A European spacecraft has used radar to probe one of the youngest and most mystifying deposits on Mars.
The European Space Agency's Mars Express orbiter studied the Medusae Fossae Formation (MFF), which straddles a divide between the highlands and lowlands near the Martian equator.
MFF deposits have remained an enigma partly because they are "stealth" regions that give no radar echo from certain wavelengths of Earth-based radar.
But while the deposits absorb radar wavelengths between 1.4 and 5 inches (3.5 to 12.6 centimeters), the Mars Express used its Mars Advanced Radar for Subsurface and Ionospheric Sounding (MARSIS) that operates at wavelengths of 164 feet to 328 feet (50 to over 100 meters).
That means MARSIS radar waves can pass through the MFF deposits and bounce off the solid rock beneath, creating a subsurface echo image.
"We didn't know just how thick the MFF deposits really were," said Thomas Watters, the study's lead author at the Center for Earth and Planetary Studies for the Smithsonian Institution's National Air and Space Museum in Washington, D.C. "The new data show that the MFF are massive deposits over 2.5 km [1.5 miles] thick in some places where MARSIS orbits pass over them."
Scientists have proposed a variety of scenarios about the origin and composition of the MFF deposits.

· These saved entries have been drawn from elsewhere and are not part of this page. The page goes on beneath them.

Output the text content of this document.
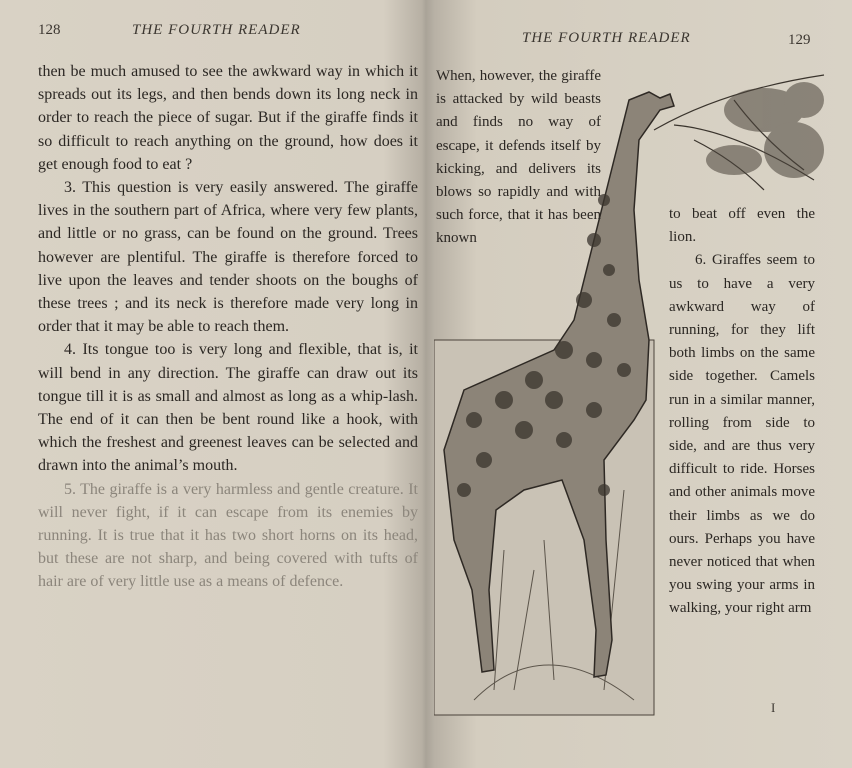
128	THE FOURTH READER

then be much amused to see the awkward way in which it spreads out its legs, and then bends down its long neck in order to reach the piece of sugar. But if the giraffe finds it so difficult to reach anything on the ground, how does it get enough food to eat ?

3. This question is very easily answered. The giraffe lives in the southern part of Africa, where very few plants, and little or no grass, can be found on the ground. Trees however are plentiful. The giraffe is therefore forced to live upon the leaves and tender shoots on the boughs of these trees ; and its neck is therefore made very long in order that it may be able to reach them.

4. Its tongue too is very long and flexible, that is, it will bend in any direction. The giraffe can draw out its tongue till it is as small and almost as long as a whip-lash. The end of it can then be bent round like a hook, with which the freshest and greenest leaves can be selected and drawn into the animal’s mouth.

5. The giraffe is a very harmless and gentle creature. It will never fight, if it can escape from its enemies by running. It is true that it has two short horns on its head, but these are not sharp, and being covered with tufts of hair are of very little use as a means of defence.

THE FOURTH READER	129

When, however, the giraffe is attacked by wild beasts and finds no way of escape, it defends itself by kicking, and delivers its blows so rapidly and with such force, that it has been known

to beat off even the lion.

6. Giraffes seem to us to have a very awkward way of running, for they lift both limbs on the same side together. Camels run in a similar manner, rolling from side to side, and are thus very difficult to ride. Horses and other animals move their limbs as we do ours. Perhaps you have never noticed that when you swing your arms in walking, your right arm

I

They could be volcanic ash deposits, wind-blown materials eroded from other Martian rocks, or even ice-rich deposits that formed when the spin axis of the planet tilted over and made the equatorial region colder.

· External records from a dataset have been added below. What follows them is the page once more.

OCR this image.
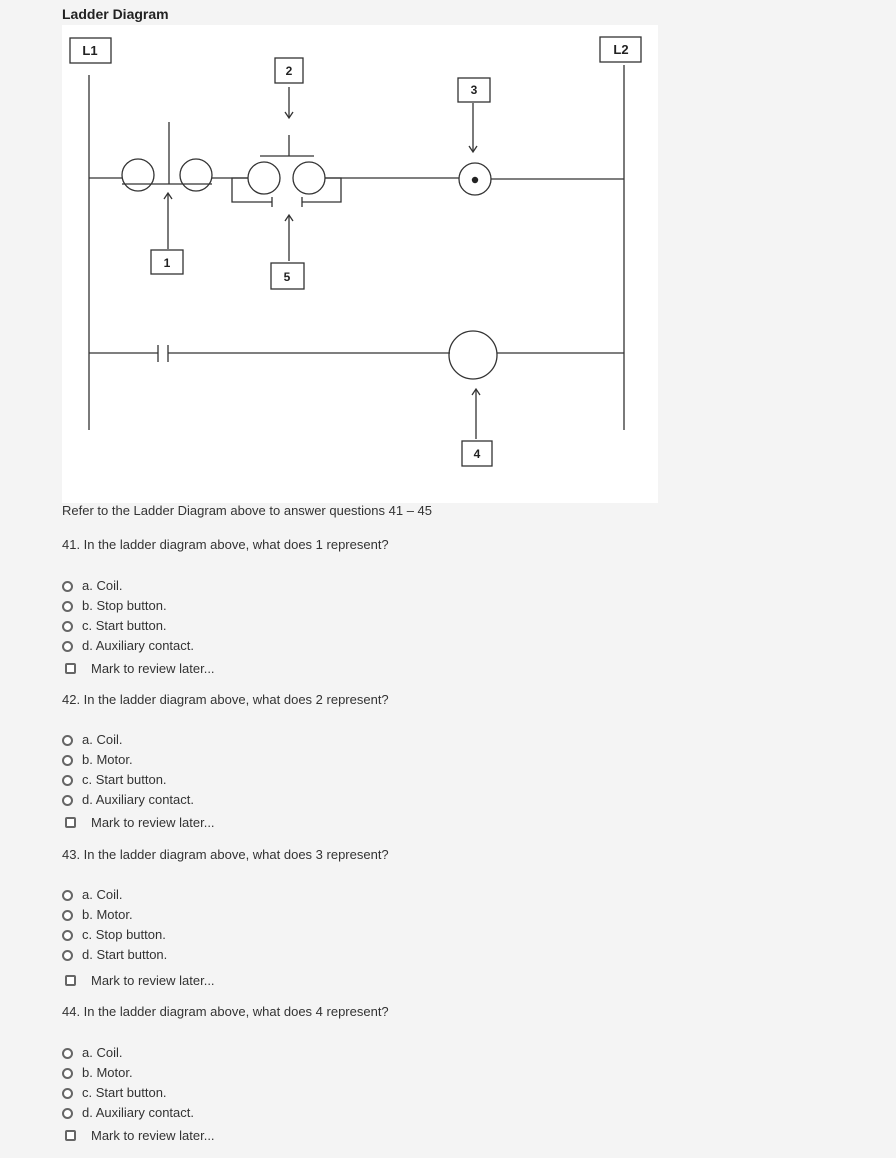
Ladder Diagram
L1	L2
1
2
3
4
5
Refer to the Ladder Diagram above to answer questions 41 – 45
41. In the ladder diagram above, what does 1 represent?
a. Coil.
b. Stop button.
c. Start button.
d. Auxiliary contact.
Mark to review later...
42. In the ladder diagram above, what does 2 represent?
a. Coil.
b. Motor.
c. Start button.
d. Auxiliary contact.
Mark to review later...
43. In the ladder diagram above, what does 3 represent?
a. Coil.
b. Motor.
c. Stop button.
d. Start button.
Mark to review later...
44. In the ladder diagram above, what does 4 represent?
a. Coil.
b. Motor.
c. Start button.
d. Auxiliary contact.
Mark to review later...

MARSIS revealed both the depth and electrical properties of the deposit layers, suggesting that the layers could be poorly packed, fluffy or dusty material.
But scientists are puzzled over how material from wind-blown dust could be kilometers thick and not have compacted under the weight of overlying material.
Although the electrical properties resemble those of water ice layers, there is no other strong evidence for ice remaining at the Mars equator.
The water vapor pressure on Mars is so low that any ice near the surface would quickly evaporate, leaving the mystery of the Medusae Fossae Formation for scientists to ponder.
"If there is water ice at the equator of Mars, it must be buried at least several meters below the surface," said Jeffrey Plaut, MARSIS co-principal investigator at NASA's Jet Propulsion Laboratory in Pasadena, Calif. "It is still early in the game. We may get cleverer with our analysis and interpretation or we may only know when we go there with a drill and see for ourselves."